Indeed, one of the most fascinating elements of the Gardasil debate is that the hysteria appears to have been internalized by some of the constituents themselves—a twist Freud might appreciate. Rumors abound about significant negative side effects, although pre-release statistics show nothing out of the ordinary. (To be sure, early studies may not capture the full range of drug-related risks.) At one school in Australia, 26 girls injected with Gardasil went to the campus medical office complaining of adverse effects; a couple were hospitalized. Since then, additional reports of group dizziness and fainting have been posted in the comments section of various Internet sites. Since many patients now know the vaccine is controversial, one has to wonder whether some of these instances have more to do with sublimated anxiety about sex and with sociogenic effects than with the drug itself. (Spiesel said that none of his patients had reacted adversely, though he had heard of one case where a patient had.)

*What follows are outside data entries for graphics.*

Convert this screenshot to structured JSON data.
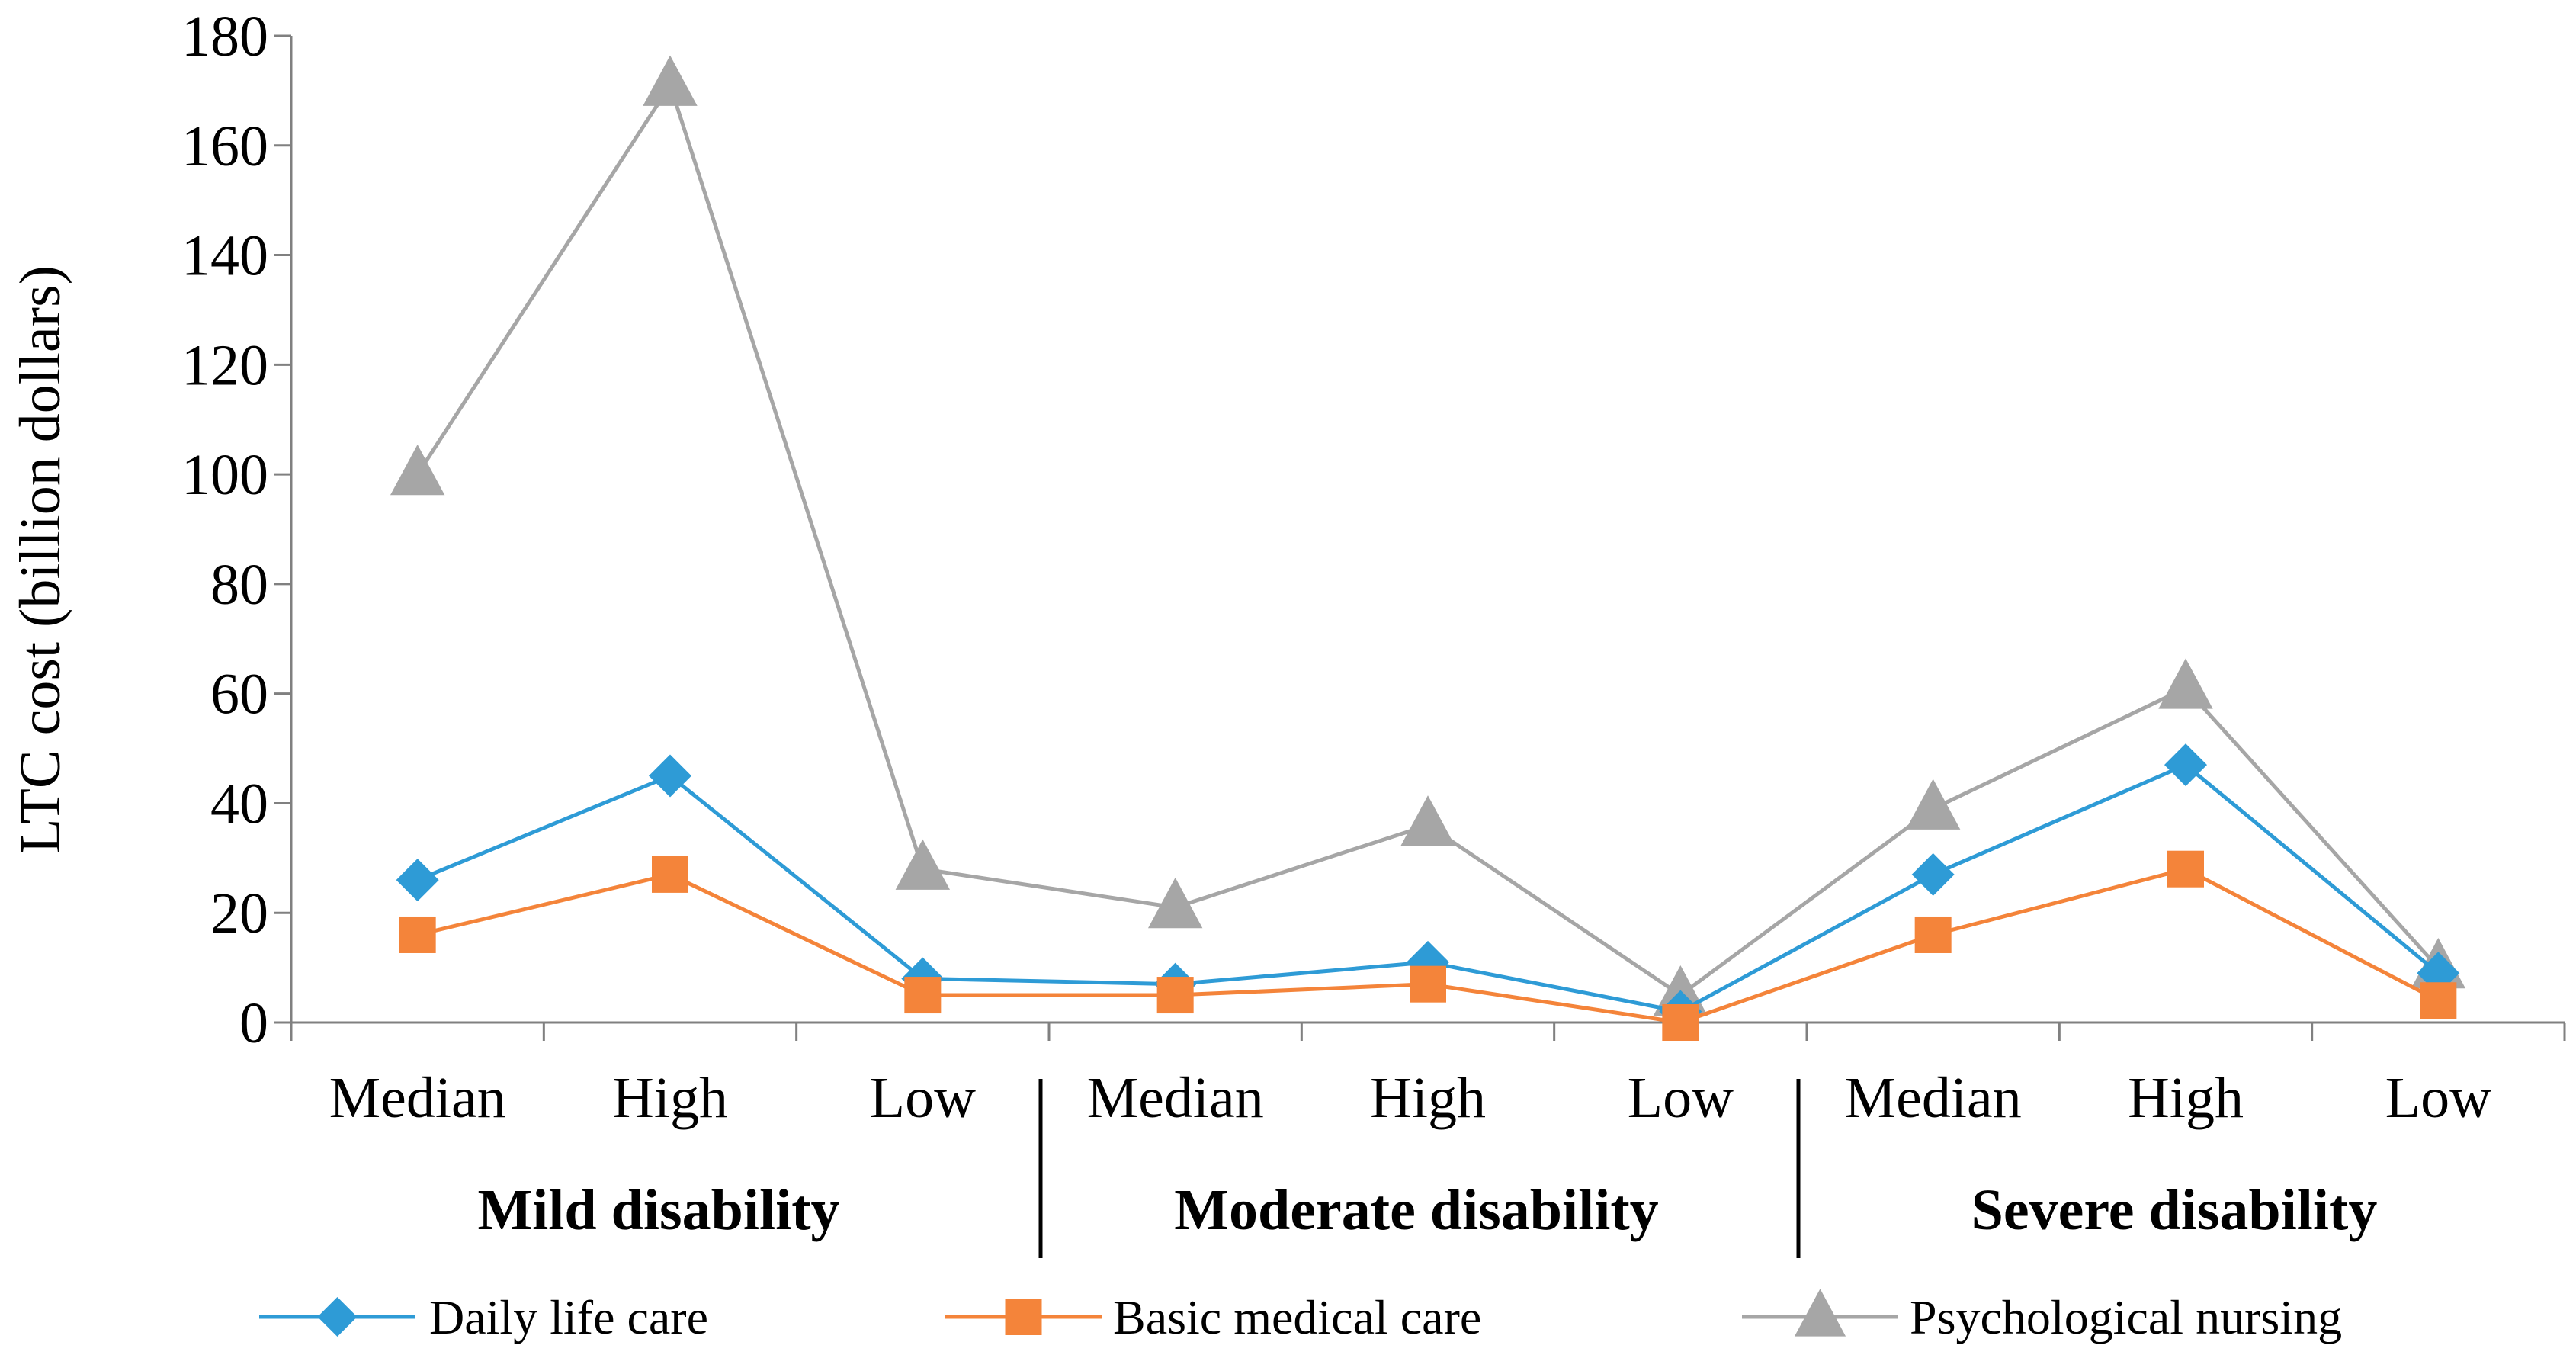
{
  "chart_data": {
    "type": "line",
    "ylabel": "LTC cost (billion dollars)",
    "xlabel": "",
    "ylim": [
      0,
      180
    ],
    "y_ticks": [
      0,
      20,
      40,
      60,
      80,
      100,
      120,
      140,
      160,
      180
    ],
    "categories": [
      "Median",
      "High",
      "Low",
      "Median",
      "High",
      "Low",
      "Median",
      "High",
      "Low"
    ],
    "groups": [
      {
        "label": "Mild  disability",
        "span": [
          0,
          2
        ]
      },
      {
        "label": "Moderate   disability",
        "span": [
          3,
          5
        ]
      },
      {
        "label": "Severe disability",
        "span": [
          6,
          8
        ]
      }
    ],
    "grid": false,
    "legend_position": "bottom",
    "series": [
      {
        "name": "Daily life care",
        "color": "#2e9bd6",
        "marker": "diamond",
        "values": [
          26,
          45,
          8,
          7,
          11,
          2,
          27,
          47,
          9
        ]
      },
      {
        "name": "Basic medical care",
        "color": "#f4843a",
        "marker": "square",
        "values": [
          16,
          27,
          5,
          5,
          7,
          0,
          16,
          28,
          4
        ]
      },
      {
        "name": "Psychological nursing",
        "color": "#a6a6a6",
        "marker": "triangle",
        "values": [
          100,
          171,
          28,
          21,
          36,
          5,
          39,
          61,
          10
        ]
      }
    ]
  }
}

And so liberal parents who distrust Big Pharma are also highly suspicious of Gardasil. But as Darshak Sanghavi, a pediatric cardiologist and a Slate writer, told me, speaking by phone from his office, “Looking at the science, I think it’s highly unlikely that there is any significant side effect that hasn’t been caught. For sure, there could be something rare. But there is no suggestion of anything masked.” He stressed the importance of contextualizing the vaccine, pointing out that it takes a lot of research money to create vaccines, and it is not always a profitable enterprise. Given the very real dangers of cervical cancer, Sanghavi said, “I don’t believe that they have pushed [Gardasil] in an unethical manner. They have a product that is almost certainly going to save lives.” In the meantime, fears about the health risks of Gardasil have obscured the hidden moral calculus of the conservative opposition to Gardasil: that in the end, it may be worth it for several thousand women to die from cervical cancer every year as collateral damage in the war against premarital teen sex. Because, of course, even if the vaccination did encourage promiscuity, it’s not clear that it’s OK for women to die as a result.
Protesters in all camps of the anti-vaccine coalition are chafing at what they see as the paternalism inherent in making vaccines mandatory. But if anyone in the government is being paternalistically intrusive, it’s not the Gov. Perrys of the world. It’s the legislators who are pursuing the war against premarital teen sex when they could seize the chance to eradicate the HPV virus and its associated cancers from the lives of young Americans. On second thought, this isn’t really paternalistic at all. To pretend for a little longer that their daughters will never grow up, and that we all can protect them by hiding our heads in the sand for another few years—actually, that’s just childish.